A third grader should be able to multiply, but will need more practice to become efficient, perhaps? My personal milestones for my children are different, and not spiraling. By the end of third grade, the child should have mastered the times tables, up to 10 at least, preferably up to 12. Knowledge of the algorithm for multiplication allows the child to multiply further numbers on paper. By the end of fourth grade, the child should have learned the standard algorithm for division. Knowledge of the times tables means that there's no need to look for "friendly" numbers. Also, by the end of fourth grade, the child should grasp the concept of fractions, and know how to go between simple fractions, 3/4 and the like, to decimals, without memorizing a table (as called for in Everyday Math), nor using a calculator. So, no, neither calculators nor tables should be used through 6th grade. (We're known by the math teachers as the odd parents who object to calculators. Our eldest came home at times saying, "the teacher said, 'tell your parents that you must use a calculator for this assignment.'")

Lisa said...

I have an answer to this one. My child's school has 'child led conferences' in September and May. They are pointless so I asked my dd's kindergarten teacher what she would be learning since she can already read and do simple math. The poor young thing's answer was work on her scissor skills. To my credit, I did not laugh.

SteveH said...

"My child's school has 'child led conferences'"

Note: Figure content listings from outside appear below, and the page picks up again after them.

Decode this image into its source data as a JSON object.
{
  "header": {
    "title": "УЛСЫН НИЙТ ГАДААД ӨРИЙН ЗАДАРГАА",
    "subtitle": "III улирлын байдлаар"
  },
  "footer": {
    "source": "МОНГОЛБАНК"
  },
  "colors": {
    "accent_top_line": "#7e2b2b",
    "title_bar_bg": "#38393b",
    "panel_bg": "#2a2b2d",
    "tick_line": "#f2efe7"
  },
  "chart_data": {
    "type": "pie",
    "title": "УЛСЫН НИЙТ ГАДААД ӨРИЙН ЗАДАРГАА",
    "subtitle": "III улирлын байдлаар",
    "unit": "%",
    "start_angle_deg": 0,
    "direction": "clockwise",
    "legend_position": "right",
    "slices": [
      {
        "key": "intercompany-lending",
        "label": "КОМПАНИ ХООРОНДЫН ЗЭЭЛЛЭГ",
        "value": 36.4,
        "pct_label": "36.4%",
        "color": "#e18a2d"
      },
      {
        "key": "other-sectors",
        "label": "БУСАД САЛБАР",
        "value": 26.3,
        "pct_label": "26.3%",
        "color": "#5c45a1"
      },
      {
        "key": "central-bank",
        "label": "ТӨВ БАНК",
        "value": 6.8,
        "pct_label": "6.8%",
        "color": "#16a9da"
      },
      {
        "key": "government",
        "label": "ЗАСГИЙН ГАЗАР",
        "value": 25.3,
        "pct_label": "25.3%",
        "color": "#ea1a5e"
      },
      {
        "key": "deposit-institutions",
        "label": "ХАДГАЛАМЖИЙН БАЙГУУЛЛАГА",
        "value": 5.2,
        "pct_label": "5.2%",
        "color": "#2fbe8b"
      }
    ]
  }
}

They don't do that until 7th grade at our schools. We have one for our 8th grade son at the beginning of December. We go to the different classrooms, our son shows us his portfolios, and he tells us how he will be a better student. We talk to and teach our son on a daily basis. We want to talk to the teachers, not our son. They do provide a chance to talk with the teachers, but our son is there in the classroom along with other parents and kids. I think their goal really is to avoid one-on-one meetings with parents.